"Woe to you Pharisees! You pay tithes of mint and of rue
and of every garden herb, but you pay no attention to judgment and
to love for God."
In today’s gospel, addressing his message to the Pharisees, the teachers – and to us – he tries to grab our attention: “Woe to you!” His message to the Pharisees is not about paying the prescribed tithes under the Law of Moses but about ignoring those things which Jesus considers more important, including the love of God and of other people.
He chastises Pharisees for accepting honors and recognition in their relatively easy life while their unbending adherence to the law made life so much more difficult for everyone else. When the scholars protest, feeling they might have been insulted by his words, he makes clear that they have, telling them, “You impose on people burdens hard to carry, but you yourselves do not lift one finger to touch them.”

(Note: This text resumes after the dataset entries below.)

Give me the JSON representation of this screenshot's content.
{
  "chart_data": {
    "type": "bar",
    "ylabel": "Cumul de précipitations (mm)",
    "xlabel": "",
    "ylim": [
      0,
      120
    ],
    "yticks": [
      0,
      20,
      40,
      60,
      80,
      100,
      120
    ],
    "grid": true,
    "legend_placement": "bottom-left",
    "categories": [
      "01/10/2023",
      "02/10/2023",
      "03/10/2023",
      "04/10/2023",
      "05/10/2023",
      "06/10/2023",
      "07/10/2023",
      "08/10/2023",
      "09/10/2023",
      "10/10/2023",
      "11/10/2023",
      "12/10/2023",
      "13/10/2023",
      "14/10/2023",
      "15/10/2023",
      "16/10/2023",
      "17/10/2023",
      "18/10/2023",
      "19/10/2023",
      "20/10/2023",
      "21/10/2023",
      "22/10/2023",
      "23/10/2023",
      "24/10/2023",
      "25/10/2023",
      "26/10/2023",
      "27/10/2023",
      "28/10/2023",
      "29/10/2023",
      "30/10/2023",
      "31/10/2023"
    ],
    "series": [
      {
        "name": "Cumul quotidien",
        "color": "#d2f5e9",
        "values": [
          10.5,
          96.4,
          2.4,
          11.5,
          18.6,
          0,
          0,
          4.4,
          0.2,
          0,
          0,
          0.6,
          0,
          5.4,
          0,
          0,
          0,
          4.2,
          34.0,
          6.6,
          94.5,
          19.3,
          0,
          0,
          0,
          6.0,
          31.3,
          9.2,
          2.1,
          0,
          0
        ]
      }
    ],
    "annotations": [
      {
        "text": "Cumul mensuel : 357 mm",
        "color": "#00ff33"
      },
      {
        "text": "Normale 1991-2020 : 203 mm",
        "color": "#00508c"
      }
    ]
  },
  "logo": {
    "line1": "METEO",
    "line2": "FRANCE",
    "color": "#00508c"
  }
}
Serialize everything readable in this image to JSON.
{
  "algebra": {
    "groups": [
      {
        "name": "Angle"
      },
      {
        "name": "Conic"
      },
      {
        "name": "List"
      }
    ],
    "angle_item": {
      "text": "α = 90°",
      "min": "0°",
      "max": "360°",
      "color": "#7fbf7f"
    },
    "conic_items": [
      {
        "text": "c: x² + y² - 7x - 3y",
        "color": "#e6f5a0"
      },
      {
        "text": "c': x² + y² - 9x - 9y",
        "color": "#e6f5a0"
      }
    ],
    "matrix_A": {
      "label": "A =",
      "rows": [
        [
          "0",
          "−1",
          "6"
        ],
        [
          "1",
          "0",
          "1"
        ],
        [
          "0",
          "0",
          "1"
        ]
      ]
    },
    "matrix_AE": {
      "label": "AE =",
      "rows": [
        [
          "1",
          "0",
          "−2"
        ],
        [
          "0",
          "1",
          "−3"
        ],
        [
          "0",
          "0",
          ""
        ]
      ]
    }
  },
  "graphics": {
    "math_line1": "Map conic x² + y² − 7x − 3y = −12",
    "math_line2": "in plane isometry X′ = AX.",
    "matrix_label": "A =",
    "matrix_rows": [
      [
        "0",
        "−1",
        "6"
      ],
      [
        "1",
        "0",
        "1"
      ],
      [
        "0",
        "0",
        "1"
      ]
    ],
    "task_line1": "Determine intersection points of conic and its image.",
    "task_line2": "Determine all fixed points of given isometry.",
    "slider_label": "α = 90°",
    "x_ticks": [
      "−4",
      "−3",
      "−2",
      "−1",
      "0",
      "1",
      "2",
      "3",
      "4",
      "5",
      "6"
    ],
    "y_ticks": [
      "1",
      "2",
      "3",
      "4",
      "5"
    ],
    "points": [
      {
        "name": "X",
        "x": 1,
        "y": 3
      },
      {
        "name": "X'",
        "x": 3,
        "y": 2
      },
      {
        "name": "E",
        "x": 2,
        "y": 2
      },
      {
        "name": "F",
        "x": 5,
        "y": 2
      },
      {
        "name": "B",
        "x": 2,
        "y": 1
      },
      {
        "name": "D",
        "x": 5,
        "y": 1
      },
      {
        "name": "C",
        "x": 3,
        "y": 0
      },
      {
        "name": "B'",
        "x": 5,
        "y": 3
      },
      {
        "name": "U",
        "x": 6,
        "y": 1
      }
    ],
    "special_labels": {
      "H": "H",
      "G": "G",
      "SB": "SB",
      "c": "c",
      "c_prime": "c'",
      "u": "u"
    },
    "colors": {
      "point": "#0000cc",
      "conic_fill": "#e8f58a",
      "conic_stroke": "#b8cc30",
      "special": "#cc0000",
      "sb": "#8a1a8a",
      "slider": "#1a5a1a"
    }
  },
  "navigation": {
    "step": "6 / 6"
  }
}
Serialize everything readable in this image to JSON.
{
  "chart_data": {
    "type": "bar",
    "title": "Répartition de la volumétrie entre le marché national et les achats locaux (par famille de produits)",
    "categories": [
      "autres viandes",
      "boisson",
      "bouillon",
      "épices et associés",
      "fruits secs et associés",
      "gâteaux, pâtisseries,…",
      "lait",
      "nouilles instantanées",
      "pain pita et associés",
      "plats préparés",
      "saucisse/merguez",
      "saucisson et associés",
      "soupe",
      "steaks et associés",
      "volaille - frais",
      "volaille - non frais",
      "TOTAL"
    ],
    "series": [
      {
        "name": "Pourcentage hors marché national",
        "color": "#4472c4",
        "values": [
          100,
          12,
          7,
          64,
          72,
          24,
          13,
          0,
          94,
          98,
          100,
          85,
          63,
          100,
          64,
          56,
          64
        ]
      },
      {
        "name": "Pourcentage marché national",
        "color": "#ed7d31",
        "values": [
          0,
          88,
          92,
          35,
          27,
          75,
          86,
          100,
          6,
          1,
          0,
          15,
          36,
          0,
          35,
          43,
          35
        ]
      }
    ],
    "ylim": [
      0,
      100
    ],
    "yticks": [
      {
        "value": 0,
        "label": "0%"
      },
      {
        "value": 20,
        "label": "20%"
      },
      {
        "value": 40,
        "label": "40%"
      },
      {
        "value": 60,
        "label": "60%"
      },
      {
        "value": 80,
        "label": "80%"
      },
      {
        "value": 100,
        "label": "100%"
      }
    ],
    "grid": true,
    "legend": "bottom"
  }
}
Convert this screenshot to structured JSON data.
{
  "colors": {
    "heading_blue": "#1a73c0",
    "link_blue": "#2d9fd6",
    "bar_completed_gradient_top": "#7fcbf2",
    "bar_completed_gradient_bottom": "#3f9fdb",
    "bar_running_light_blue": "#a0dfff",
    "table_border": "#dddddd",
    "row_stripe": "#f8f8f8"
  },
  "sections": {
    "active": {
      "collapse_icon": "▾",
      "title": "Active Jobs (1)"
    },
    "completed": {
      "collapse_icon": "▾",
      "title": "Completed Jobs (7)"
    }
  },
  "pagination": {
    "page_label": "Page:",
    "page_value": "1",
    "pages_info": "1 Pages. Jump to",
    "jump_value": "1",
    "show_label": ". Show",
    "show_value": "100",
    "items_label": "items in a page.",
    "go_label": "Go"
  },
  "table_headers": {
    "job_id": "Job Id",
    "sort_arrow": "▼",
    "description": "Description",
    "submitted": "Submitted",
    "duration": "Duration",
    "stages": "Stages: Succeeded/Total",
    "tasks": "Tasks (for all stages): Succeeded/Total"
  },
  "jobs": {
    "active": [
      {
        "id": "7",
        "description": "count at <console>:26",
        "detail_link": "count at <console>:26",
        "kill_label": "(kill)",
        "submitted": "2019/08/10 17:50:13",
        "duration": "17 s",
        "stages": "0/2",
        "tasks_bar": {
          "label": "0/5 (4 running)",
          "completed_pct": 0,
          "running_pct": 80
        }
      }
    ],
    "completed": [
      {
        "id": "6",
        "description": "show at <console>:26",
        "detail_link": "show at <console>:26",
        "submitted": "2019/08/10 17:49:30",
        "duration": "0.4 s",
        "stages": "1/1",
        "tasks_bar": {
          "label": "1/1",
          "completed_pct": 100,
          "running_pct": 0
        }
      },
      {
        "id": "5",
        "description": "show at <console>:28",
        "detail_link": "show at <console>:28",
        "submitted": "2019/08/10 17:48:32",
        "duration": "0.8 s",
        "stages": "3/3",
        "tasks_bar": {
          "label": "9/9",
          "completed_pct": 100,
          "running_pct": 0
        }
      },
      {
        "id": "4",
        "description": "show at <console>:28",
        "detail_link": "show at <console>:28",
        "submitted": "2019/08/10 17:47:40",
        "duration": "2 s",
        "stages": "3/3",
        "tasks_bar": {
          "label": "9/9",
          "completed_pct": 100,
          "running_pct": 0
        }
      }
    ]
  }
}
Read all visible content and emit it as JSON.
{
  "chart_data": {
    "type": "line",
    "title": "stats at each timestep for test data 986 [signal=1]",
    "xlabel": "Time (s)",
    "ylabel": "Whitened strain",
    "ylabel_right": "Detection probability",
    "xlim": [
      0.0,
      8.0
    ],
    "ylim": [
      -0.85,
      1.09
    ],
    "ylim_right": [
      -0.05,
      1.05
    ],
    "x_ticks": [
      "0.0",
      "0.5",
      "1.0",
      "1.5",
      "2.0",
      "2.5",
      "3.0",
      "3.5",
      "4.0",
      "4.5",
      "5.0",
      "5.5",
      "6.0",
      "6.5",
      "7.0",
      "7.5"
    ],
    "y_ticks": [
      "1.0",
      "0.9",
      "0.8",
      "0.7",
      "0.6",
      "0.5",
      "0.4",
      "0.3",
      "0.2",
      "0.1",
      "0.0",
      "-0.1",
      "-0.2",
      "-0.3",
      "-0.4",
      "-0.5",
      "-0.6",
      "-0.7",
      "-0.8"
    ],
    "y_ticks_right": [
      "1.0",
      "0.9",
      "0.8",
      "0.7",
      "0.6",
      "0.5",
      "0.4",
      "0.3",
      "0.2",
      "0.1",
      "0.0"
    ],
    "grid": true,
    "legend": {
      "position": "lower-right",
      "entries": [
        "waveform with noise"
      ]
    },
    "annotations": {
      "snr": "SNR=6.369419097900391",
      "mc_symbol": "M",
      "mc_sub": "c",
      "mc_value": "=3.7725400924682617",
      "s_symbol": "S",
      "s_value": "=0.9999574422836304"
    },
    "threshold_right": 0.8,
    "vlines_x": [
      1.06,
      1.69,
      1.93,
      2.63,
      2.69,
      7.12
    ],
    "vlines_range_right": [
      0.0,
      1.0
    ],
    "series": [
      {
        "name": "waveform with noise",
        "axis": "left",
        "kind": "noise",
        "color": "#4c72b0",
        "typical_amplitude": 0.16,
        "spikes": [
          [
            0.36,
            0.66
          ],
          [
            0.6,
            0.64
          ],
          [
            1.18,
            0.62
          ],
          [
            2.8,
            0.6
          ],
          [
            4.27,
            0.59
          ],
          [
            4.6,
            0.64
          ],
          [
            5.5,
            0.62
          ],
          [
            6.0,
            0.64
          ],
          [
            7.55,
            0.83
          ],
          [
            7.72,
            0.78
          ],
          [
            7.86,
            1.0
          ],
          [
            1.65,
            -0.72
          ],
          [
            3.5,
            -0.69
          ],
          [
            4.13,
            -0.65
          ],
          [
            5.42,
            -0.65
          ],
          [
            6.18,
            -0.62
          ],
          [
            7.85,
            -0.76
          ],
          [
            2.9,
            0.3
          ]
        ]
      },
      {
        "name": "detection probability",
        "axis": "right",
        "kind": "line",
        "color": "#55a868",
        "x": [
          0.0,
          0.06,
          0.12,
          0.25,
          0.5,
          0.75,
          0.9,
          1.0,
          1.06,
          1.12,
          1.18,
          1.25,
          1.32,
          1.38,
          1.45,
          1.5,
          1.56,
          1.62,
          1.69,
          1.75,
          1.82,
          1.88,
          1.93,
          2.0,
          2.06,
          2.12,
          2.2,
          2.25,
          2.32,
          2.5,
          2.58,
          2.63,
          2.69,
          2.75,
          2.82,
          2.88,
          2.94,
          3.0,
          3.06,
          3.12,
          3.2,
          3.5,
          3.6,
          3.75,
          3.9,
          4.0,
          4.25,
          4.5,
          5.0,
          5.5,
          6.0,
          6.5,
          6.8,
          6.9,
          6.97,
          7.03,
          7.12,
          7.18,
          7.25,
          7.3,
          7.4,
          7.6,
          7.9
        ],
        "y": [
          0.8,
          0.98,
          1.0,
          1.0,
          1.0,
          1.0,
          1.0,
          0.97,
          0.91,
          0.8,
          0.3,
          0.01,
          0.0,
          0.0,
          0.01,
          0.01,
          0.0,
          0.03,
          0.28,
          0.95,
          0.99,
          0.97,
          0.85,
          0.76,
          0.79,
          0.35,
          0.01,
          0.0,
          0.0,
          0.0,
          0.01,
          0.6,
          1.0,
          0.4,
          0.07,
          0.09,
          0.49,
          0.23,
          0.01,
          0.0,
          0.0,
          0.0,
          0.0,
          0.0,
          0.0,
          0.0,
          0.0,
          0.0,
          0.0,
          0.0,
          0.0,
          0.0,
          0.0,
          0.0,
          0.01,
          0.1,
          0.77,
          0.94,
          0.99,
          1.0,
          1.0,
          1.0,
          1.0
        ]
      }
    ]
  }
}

In our lives today, Jesus’ message is as powerful as ever. Often, our critical eye doesn't miss a thing done incorrectly by our enemies, our politicians, those who are not our friends and sometimes those we simply don't want to understand. We are quick with our criticism and sharp with our judgment. And too often, we are also quick to absolve ourselves of the sins we can see so clearly in others.
Today's gospel might inspire us to take a one-day moratorium from criticizing anyone. It's a small start that could make us more aware of how we really see things. We can begin by asking Jesus for his help. We can beg for forgiveness from our picking and nagging and the unconscious stream of clever commentary we might carry with us while dealing with spouses, families, someone in the grocery store or even while getting the day's news.
Dear Jesus, help me for this day to love people as you love them. Help me to bite my tongue and offer forgiveness with a generous heart. Let me try to understand others as you understand me in all of my flawed humanity. Thank you for your many gifts in my life. May I appreciate them and be more grateful for what I have been given.
It is when we are more aware of how deeply we are loved by God that we can be moved by the gratitude that will ease the judgmental burden we carry with us so often.